4 days ago
- Entertainment
- New York Times
‘Washington Black' Is a Defiantly Joyful Fable
As the opening scenes of 'Washington Black' come into view, the narrator Sterling K. Brown tells viewers that what's about to unfold is 'the story of a boy brave enough to change the world.'
In the sweeping 19th-century adventure that follows, the wide-eyed, kindhearted George Washington Black, a.k.a. Wash, escapes the Barbados sugar plantation where he has been enslaved since birth, finds freedom and romance in Canada and uses his keen intellect to make marvelous scientific breakthroughs.
The eight-part series, based on Esi Edugyan's acclaimed 2018 novel of the same name, debuts Wednesday on Hulu.

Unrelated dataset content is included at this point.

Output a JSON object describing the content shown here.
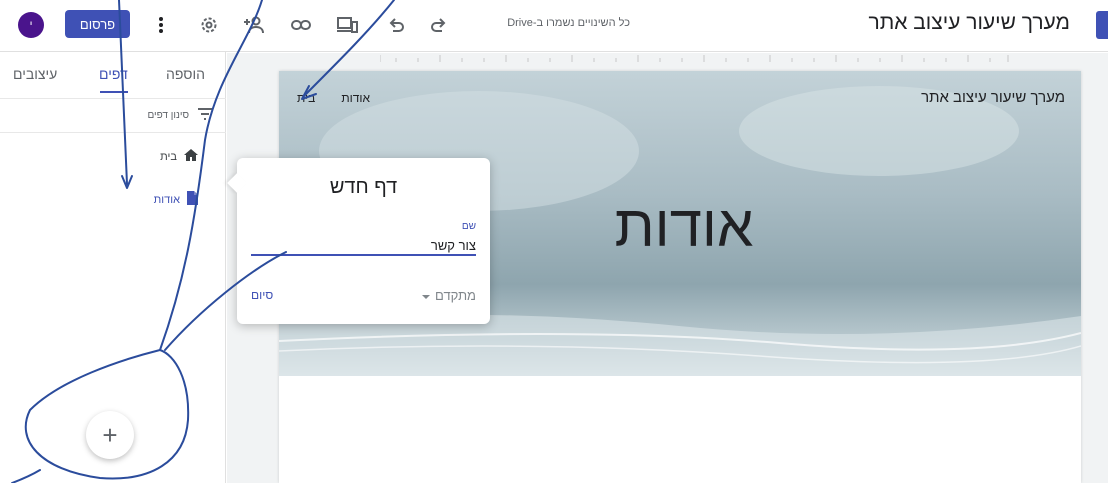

As the saga bounces back and forth in time, Wash (played by Eddie Karanja) as a boy and by Ernest Kingsley Jr. as a young man) hones his prodigious artistic talents with help from Christopher Wilde (Tom Ellis), a white scientist who facilitates the boy's escape from bondage. Wash learns crucial lessons about the world — and his socially precarious place in it — as he soars through the air in a fantastical flying machine, sails the Caribbean Sea with pirates, rides a dog sled through the Arctic tundra and dodges a relentless bounty hunter hired by his former enslaver.
Brown's production company, Indian Meadows Productions, secured the rights to the novel in 2019 and the show's creator, Selwyn Seyfu Hinds, set about transforming the transcontinental coming-of-age tale for the screen.